Despite their turbulent past (or because of it), Poles and Ukrainians know that they need to stick together because Moscow is the only capital that benefits from divisions between Kyiv and Warsaw. Russia’s aggression in Eastern Ukraine and the illegal annexation of Crimea has been a wakeup call for the Euro-Atlantic community. It has also changed the Ukrainians’ outlook toward their neighbor. For those Ukrainians seeking employment abroad, the Kremlin’s hostilities have forced them to look for employment outside of Russia. Close to 1 million Ukrainians currently work legally in Poland and, as noted by the International Organization for Migration in the Kyiv Post, in 2006 just 7 percent of Ukrainians said they wanted to work in Poland, whereas in 2015 the number rose to 30 percent. If Poland wants to continue its economic growth, it will need an additional 5 million workers within the next 20 years. Many of these workers are very likely to be Ukrainian, which is why they should feel at home in Poland. That will require the authorities to make greater efforts to address the painful experience of Ukrainians in postwar Poland, especially Operation Vistula. Hopefully, in turn, the Ukrainian government will be more receptive to the suffering inflicted upon Poles in Volhynia.

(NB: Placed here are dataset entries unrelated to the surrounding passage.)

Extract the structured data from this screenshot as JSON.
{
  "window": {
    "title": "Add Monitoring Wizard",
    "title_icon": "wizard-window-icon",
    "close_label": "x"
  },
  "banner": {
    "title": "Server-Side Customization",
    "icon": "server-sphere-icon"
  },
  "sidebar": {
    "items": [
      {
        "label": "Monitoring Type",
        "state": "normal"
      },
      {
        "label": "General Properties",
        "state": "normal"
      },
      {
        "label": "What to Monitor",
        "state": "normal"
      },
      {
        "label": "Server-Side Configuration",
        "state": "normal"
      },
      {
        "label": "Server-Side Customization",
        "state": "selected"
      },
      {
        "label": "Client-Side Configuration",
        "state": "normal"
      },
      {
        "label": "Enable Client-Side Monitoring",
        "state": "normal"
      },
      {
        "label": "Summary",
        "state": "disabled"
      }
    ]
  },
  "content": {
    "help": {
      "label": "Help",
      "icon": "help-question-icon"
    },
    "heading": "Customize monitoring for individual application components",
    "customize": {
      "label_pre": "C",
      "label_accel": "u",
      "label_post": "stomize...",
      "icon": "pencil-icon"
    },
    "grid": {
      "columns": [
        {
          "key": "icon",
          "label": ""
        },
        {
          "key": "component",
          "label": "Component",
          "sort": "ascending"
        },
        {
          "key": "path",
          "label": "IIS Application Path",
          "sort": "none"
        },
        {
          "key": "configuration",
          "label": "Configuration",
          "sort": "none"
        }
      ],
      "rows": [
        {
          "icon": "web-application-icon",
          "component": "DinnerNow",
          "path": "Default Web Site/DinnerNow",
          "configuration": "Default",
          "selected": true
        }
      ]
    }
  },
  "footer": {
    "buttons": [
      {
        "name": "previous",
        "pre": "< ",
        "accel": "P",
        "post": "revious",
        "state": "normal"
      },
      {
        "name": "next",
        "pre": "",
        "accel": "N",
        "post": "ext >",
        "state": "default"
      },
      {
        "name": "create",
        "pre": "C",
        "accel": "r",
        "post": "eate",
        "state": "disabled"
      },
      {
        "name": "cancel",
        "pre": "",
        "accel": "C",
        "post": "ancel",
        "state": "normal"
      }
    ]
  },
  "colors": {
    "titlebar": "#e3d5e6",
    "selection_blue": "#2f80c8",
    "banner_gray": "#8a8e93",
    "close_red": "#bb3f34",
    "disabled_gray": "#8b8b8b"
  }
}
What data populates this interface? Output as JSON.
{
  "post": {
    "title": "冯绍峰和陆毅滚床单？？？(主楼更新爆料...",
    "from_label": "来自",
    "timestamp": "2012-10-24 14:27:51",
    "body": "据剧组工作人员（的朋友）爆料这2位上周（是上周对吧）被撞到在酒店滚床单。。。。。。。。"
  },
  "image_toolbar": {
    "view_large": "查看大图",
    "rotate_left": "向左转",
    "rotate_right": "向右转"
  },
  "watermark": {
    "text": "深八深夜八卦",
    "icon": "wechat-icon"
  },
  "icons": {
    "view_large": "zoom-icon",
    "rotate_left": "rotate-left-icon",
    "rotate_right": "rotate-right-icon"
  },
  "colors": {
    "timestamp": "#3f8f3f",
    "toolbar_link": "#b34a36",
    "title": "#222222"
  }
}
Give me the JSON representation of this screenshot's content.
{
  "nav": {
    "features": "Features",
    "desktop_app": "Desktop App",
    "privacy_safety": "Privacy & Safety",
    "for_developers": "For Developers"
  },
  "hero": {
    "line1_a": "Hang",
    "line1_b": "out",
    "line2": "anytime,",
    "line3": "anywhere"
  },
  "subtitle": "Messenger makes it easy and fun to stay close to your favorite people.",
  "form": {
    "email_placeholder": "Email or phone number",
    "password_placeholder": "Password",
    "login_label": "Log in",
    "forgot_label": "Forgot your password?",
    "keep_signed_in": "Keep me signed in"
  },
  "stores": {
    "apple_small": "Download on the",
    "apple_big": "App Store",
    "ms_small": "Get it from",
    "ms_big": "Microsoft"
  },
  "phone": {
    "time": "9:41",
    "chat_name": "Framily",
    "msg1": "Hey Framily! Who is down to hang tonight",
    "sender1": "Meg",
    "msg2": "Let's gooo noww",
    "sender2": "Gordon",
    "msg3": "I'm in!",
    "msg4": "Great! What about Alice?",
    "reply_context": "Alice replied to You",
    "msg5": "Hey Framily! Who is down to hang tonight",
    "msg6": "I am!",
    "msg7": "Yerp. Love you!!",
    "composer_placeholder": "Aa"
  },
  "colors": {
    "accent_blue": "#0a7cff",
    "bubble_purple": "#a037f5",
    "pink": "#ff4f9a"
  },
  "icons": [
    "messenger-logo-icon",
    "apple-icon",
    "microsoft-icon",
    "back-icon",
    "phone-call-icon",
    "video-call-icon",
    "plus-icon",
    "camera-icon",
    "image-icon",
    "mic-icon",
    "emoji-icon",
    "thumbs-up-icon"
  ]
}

In order to have a mutually beneficial and prosperous future, Poles and Ukrainians need to be more accommodating to each other’s sensitivities concerning the past. That requires extending an open hand. Paweł Kowal, the former Chairman of the EU-Ukraine Parliamentary Cooperation Committee in the European Parliament, recently wrote that the Polish government should unequivocally condemn Operation Vistula, as the late president of Poland, Lech Kaczyński, had done. On 27 April 2007, while “hoping to continue building the process of reconciliation between the Polish and Ukrainian nations” and “sharing a common view of communist totalitarianism,” Lech Kaczyński and then-president of Ukraine, Victor Yushchenko, signed a declaration condemning Operation Vistula. The two presidents reaffirmed the 1990 resolution of the Polish parliament and proclaimed that Operation Vistula was unjust and contradictory to basic human rights. It would not hurt to repeat this message in 2017.